Zeszyty i książki dziecko trzyma pod otwieranym blatem
swojej ławki. Tam tez znajdują się słowniki.
Czyli Oxford
English oraz English – Afrikans (Jasiu
ma jeszcze English – German)
PRACA DOMOWA
Do domu dziecko
bierze tylko to co potrzebne do pracy domowej, reszta zostaje pod blatem.
Każdy nauczyciel zapisuje prace domową na specjalnej tablicy
w odpowiedniej kratce (foto pożniej)
Matma, przyroda, angielski – każdy przedmiot ma swoje
miejsce.
Informacja ta pozostaje na tablicy do końca dnia i dziecko w
każdej chwili może ja przepisać do swojego homework
diary -(notesu prac domowy)
Po wykonaniu pracy domowej przez dziecko, rodzic ma obowiązek
sprawdzić jej wykonanie i złożyć podpis w homework diary. Tam tez nauczyciel
prowadzi dialog z rodzicami.
Podręczniki kupuje się w sekretariacie nowe lub używane w
klasie obok.
Każde dziecko dostaje duży kalendarz ścienny na dany rok, gdzie
zaznaczone są wydarzenia szkolne i przerwy.
W szkole jest basen, zajęcia w ramach lekcji są 2x w
tygodniu. Wystarczy mieć czepek i odpowiednie kąpielówki, aby wskoczyć do wody.
Janek przyszedł wyluzowany bez czepka i wrócił z informacja: Dear Parents, …
Zostawione na basenie rzeczy (lub gdziekolwiek) można
odebrać w piątek w cenie 5$ za sztukę.
Każdy rodzic ma obowiązek zainstalować sobie na telefonie
lub kompie specjalny komunikator, w ramach którego jest w kontakcie ze szkołą,
dostaje informacje o wydarzeniach i wywiadówkach oraz może zmienić swoje własne
dane (tel, mail adres itp.) na które szkoła może się kontaktować w razie czego.
W komunikatorze jest nawet podawana
pogoda na następny dzień J
Kilka zasad i wszystko chodzi jak w zegarku.
Jak wspomniałem była wywiadówka, więc powyższa wiedza jest
już potwierdzona.
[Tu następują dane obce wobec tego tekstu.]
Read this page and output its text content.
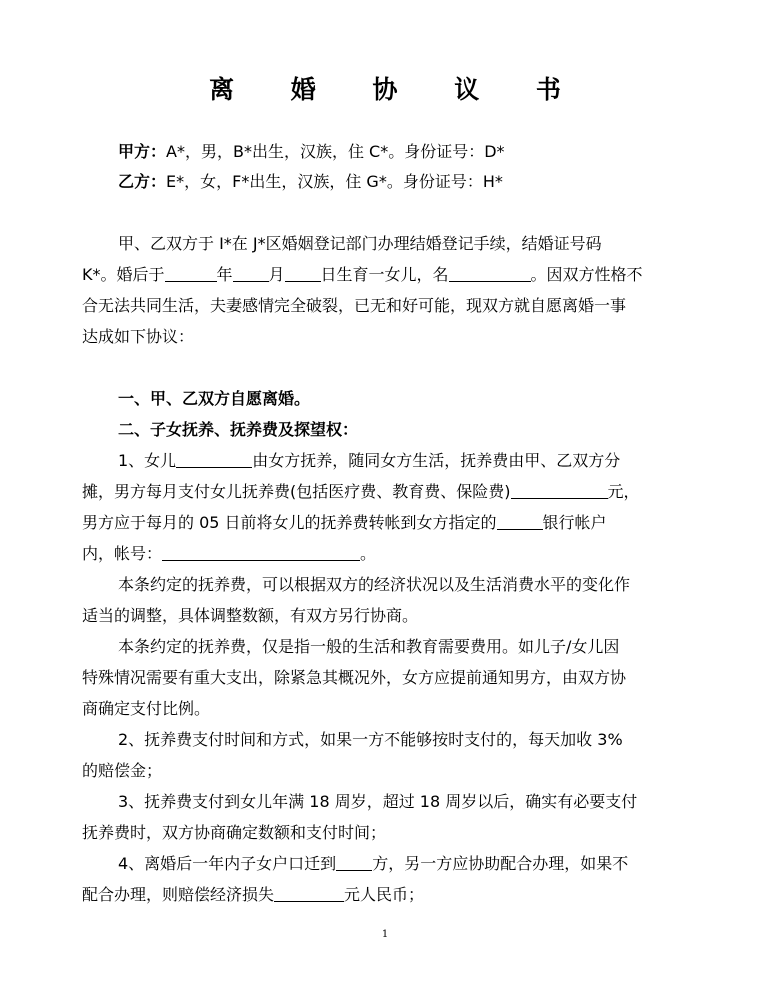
离 婚 协 议 书
甲方：A*，男，B*出生，汉族，住 C*。身份证号：D*
乙方：E*，女，F*出生，汉族，住 G*。身份证号：H*
甲、乙双方于 I*在 J*区婚姻登记部门办理结婚登记手续，结婚证号码
K*。婚后于	年 月 日生育一女儿，名	。因双方性格不
合无法共同生活，夫妻感情完全破裂，已无和好可能，现双方就自愿离婚一事
达成如下协议：
一、甲、乙双方自愿离婚。
二、子女抚养、抚养费及探望权：
1、女儿	由女方抚养，随同女方生活，抚养费由甲、乙双方分
摊，男方每月支付女儿抚养费(包括医疗费、教育费、保险费)	元，
男方应于每月的 05 日前将女儿的抚养费转帐到女方指定的	银行帐户
内，帐号：	。
本条约定的抚养费，可以根据双方的经济状况以及生活消费水平的变化作
适当的调整，具体调整数额，有双方另行协商。
本条约定的抚养费，仅是指一般的生活和教育需要费用。如儿子/女儿因
特殊情况需要有重大支出，除紧急其概况外，女方应提前通知男方，由双方协
商确定支付比例。
2、抚养费支付时间和方式，如果一方不能够按时支付的，每天加收 3%
的赔偿金；
3、抚养费支付到女儿年满 18 周岁，超过 18 周岁以后，确实有必要支付
抚养费时，双方协商确定数额和支付时间；
4、离婚后一年内子女户口迁到 方，另一方应协助配合办理，如果不
配合办理，则赔偿经济损失	元人民币；
1
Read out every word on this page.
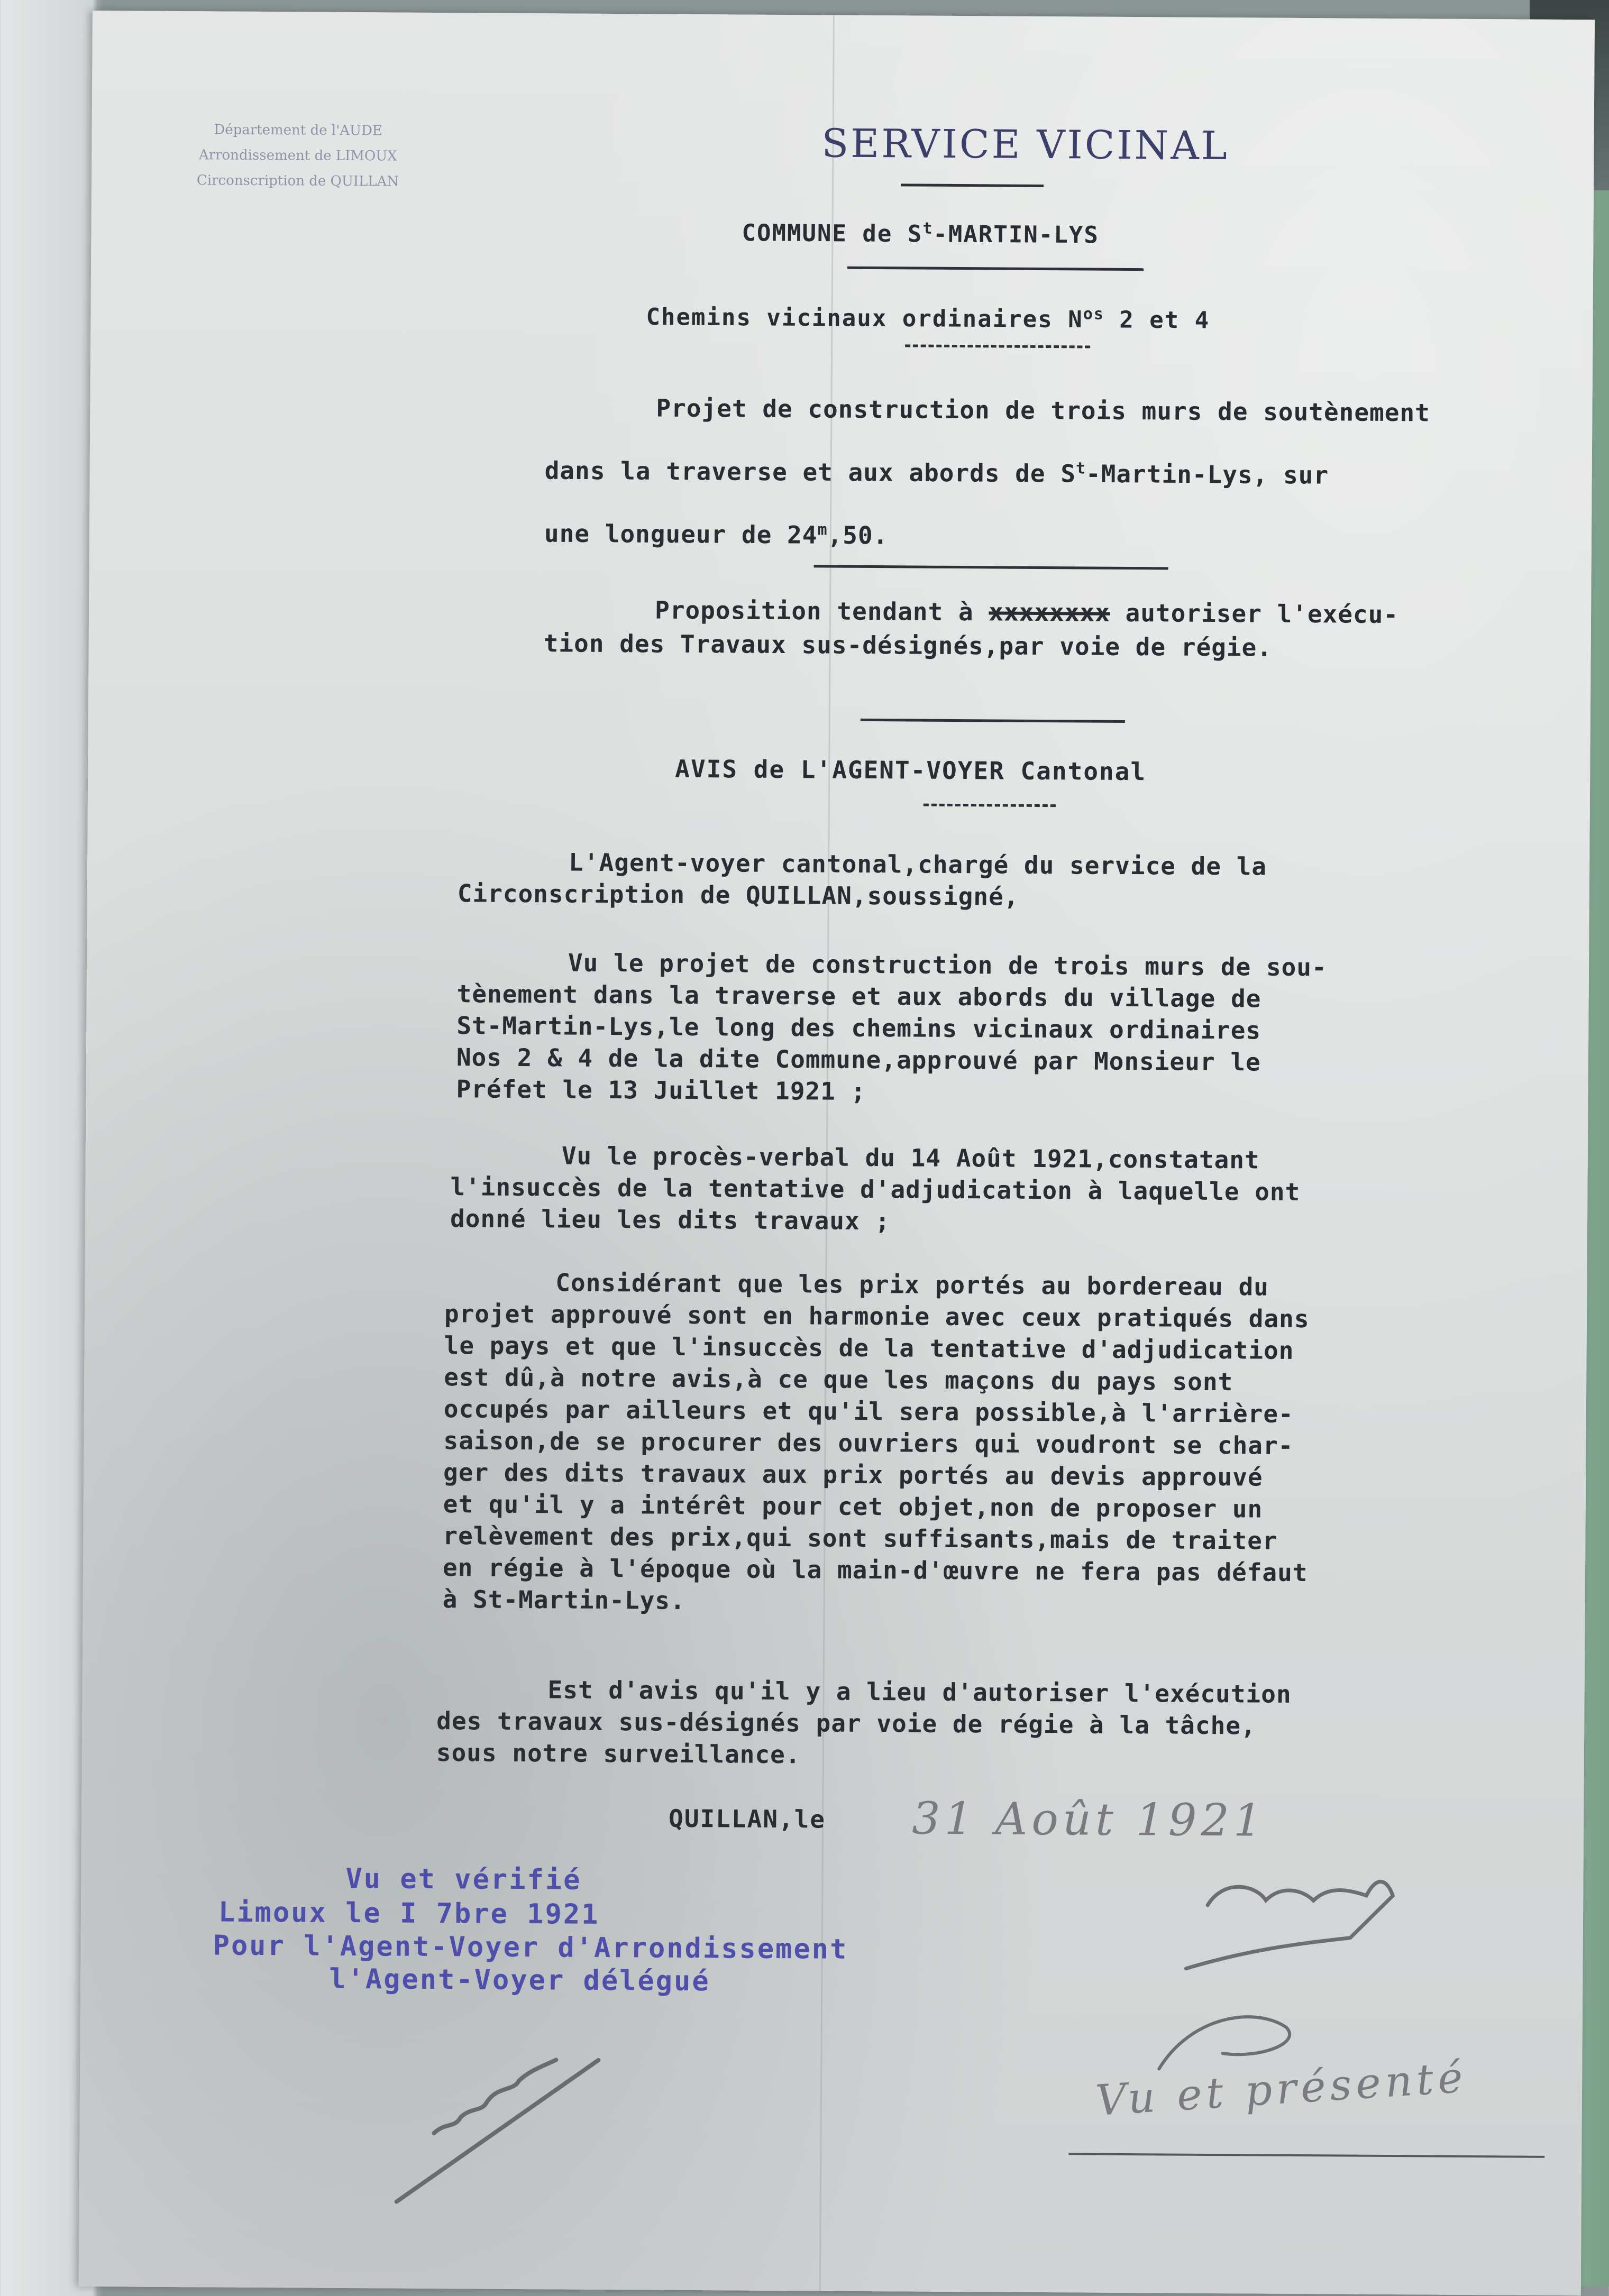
Département de l'AUDE
Arrondissement de LIMOUX
Circonscription de QUILLAN
SERVICE VICINAL
COMMUNE de $S^t-MARTIN$-LYS
Chemins vicinaux ordinaires $N^{os}$ 2 et 4
Projet de construction de trois murs de soutènement
dans la traverse et aux abords de $S^t-Martin$-Lys, sur
une longueur de 24$^m$,50.
Proposition tendant à xxxxxxxx autoriser l'exécu-
tion des Travaux sus-désignés,par voie de régie.
AVIS de L'AGENT-VOYER Cantonal
L'Agent-voyer cantonal,chargé du service de la
Circonscription de QUILLAN,soussigné,
Vu le projet de construction de trois murs de sou-
tènement dans la traverse et aux abords du village de
St-Martin-Lys,le long des chemins vicinaux ordinaires
Nos 2 & 4 de la dite Commune,approuvé par Monsieur le
Préfet le 13 Juillet 1921 ;
Vu le procès-verbal du 14 Août 1921,constatant
l'insuccès de la tentative d'adjudication à laquelle ont
donné lieu les dits travaux ;
Considérant que les prix portés au bordereau du
projet approuvé sont en harmonie avec ceux pratiqués dans
le pays et que l'insuccès de la tentative d'adjudication
est dû,à notre avis,à ce que les maçons du pays sont
occupés par ailleurs et qu'il sera possible,à l'arrière-
saison,de se procurer des ouvriers qui voudront se char-
ger des dits travaux aux prix portés au devis approuvé
et qu'il y a intérêt pour cet objet,non de proposer un
relèvement des prix,qui sont suffisants,mais de traiter
en régie à l'époque où la main-d'œuvre ne fera pas défaut
à St-Martin-Lys.
Est d'avis qu'il y a lieu d'autoriser l'exécution
des travaux sus-désignés par voie de régie à la tâche,
sous notre surveillance.
QUILLAN,le 31 Août 1921
Vu et vérifié
Limoux le I 7bre 1921
Pour l'Agent-Voyer d'Arrondissement
l'Agent-Voyer délégué
Vu et présenté
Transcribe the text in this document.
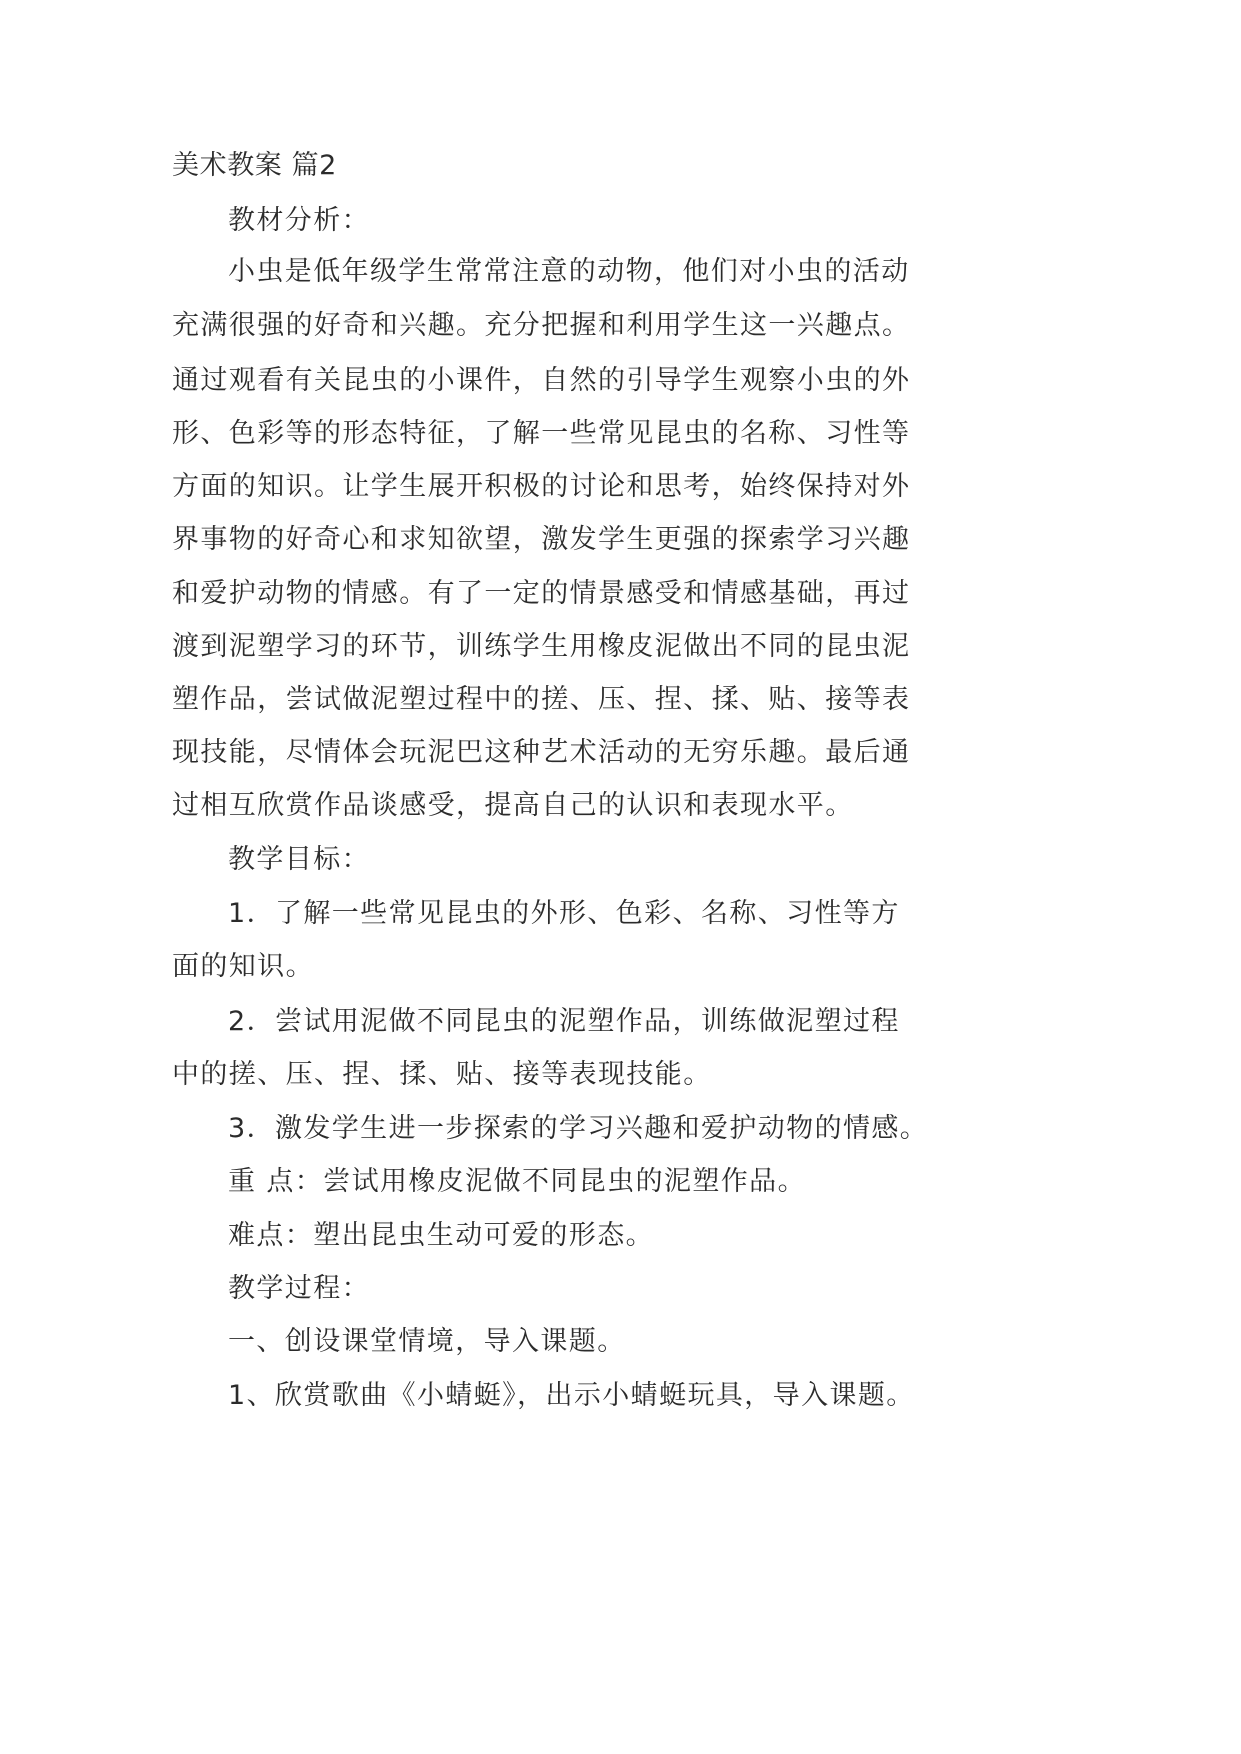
美术教案 篇2
教材分析：
小虫是低年级学生常常注意的动物，他们对小虫的活动
充满很强的好奇和兴趣。充分把握和利用学生这一兴趣点。
通过观看有关昆虫的小课件，自然的引导学生观察小虫的外
形、色彩等的形态特征，了解一些常见昆虫的名称、习性等
方面的知识。让学生展开积极的讨论和思考，始终保持对外
界事物的好奇心和求知欲望，激发学生更强的探索学习兴趣
和爱护动物的情感。有了一定的情景感受和情感基础，再过
渡到泥塑学习的环节，训练学生用橡皮泥做出不同的昆虫泥
塑作品，尝试做泥塑过程中的搓、压、捏、揉、贴、接等表
现技能，尽情体会玩泥巴这种艺术活动的无穷乐趣。最后通
过相互欣赏作品谈感受，提高自己的认识和表现水平。
教学目标：
1．了解一些常见昆虫的外形、色彩、名称、习性等方
面的知识。
2．尝试用泥做不同昆虫的泥塑作品，训练做泥塑过程
中的搓、压、捏、揉、贴、接等表现技能。
3．激发学生进一步探索的学习兴趣和爱护动物的情感。
重 点：尝试用橡皮泥做不同昆虫的泥塑作品。
难点：塑出昆虫生动可爱的形态。
教学过程：
一、创设课堂情境，导入课题。
1、欣赏歌曲《小蜻蜓》，出示小蜻蜓玩具，导入课题。
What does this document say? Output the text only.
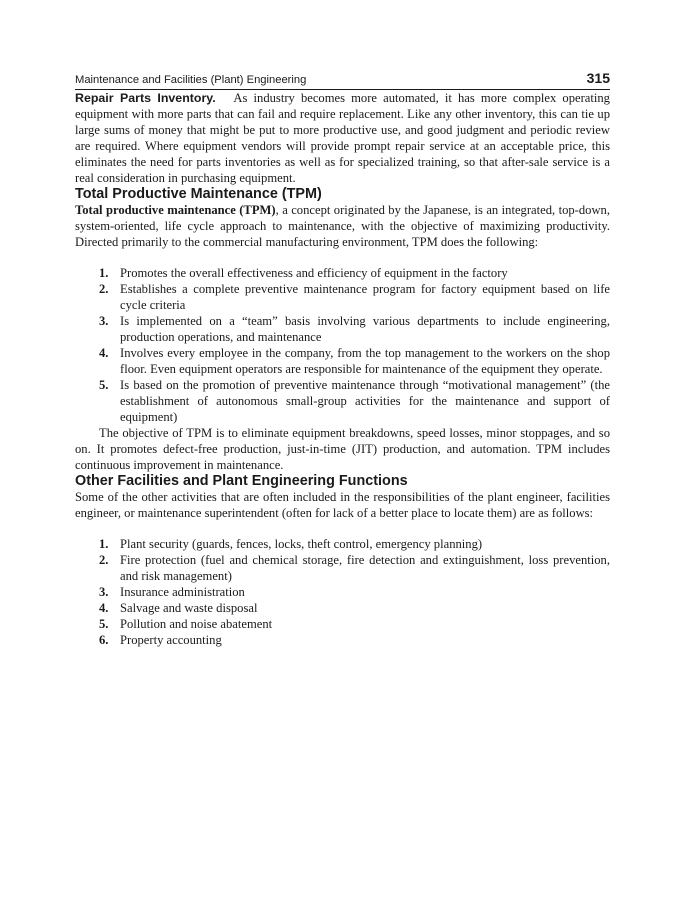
Maintenance and Facilities (Plant) Engineering	315

Repair Parts Inventory. As industry becomes more automated, it has more complex operating equipment with more parts that can fail and require replacement. Like any other inventory, this can tie up large sums of money that might be put to more productive use, and good judgment and periodic review are required. Where equipment vendors will provide prompt repair service at an acceptable price, this eliminates the need for parts inventories as well as for specialized training, so that after-sale service is a real consideration in purchasing equipment.

Total Productive Maintenance (TPM)

Total productive maintenance (TPM), a concept originated by the Japanese, is an integrated, top-down, system-oriented, life cycle approach to maintenance, with the objective of maximizing productivity. Directed primarily to the commercial manufacturing environment, TPM does the following:

1. Promotes the overall effectiveness and efficiency of equipment in the factory
2. Establishes a complete preventive maintenance program for factory equipment based on life cycle criteria
3. Is implemented on a “team” basis involving various departments to include engineering, production operations, and maintenance
4. Involves every employee in the company, from the top management to the workers on the shop floor. Even equipment operators are responsible for maintenance of the equipment they operate.
5. Is based on the promotion of preventive maintenance through “motivational management” (the establishment of autonomous small-group activities for the maintenance and support of equipment)

The objective of TPM is to eliminate equipment breakdowns, speed losses, minor stoppages, and so on. It promotes defect-free production, just-in-time (JIT) production, and automation. TPM includes continuous improvement in maintenance.

Other Facilities and Plant Engineering Functions

Some of the other activities that are often included in the responsibilities of the plant engineer, facilities engineer, or maintenance superintendent (often for lack of a better place to locate them) are as follows:

1. Plant security (guards, fences, locks, theft control, emergency planning)
2. Fire protection (fuel and chemical storage, fire detection and extinguishment, loss prevention, and risk management)
3. Insurance administration
4. Salvage and waste disposal
5. Pollution and noise abatement
6. Property accounting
Wywiadówka to poza silną merytoryką, przegląd damskich fryzur
i typów: od typowego afro, przez dredy i dredziki, po kolorowe jeże i połyski – sukienki afro i nasze mini – to nie to co u
nas ;-)
Będąc ojcem czwartoklasisty i obserwując eksperymenty w polskim szkolnictwie(szczególnie nową podstawę nauczania)mam w takim razie prośbę...o "kolonizację")))
OdpowiedzUsuńMoże właśnie tą brytyjską.
Bardzo podoba mi się pomysł obowiązku sprawdzenia pracy domowej dziecka.
Którego w polskiej szkole brakuje,a skutkuje to tym,że kilku klasowych "orłów" uczących się bez wsparcia rodziców rzutuje na tempo nauki całej klasy.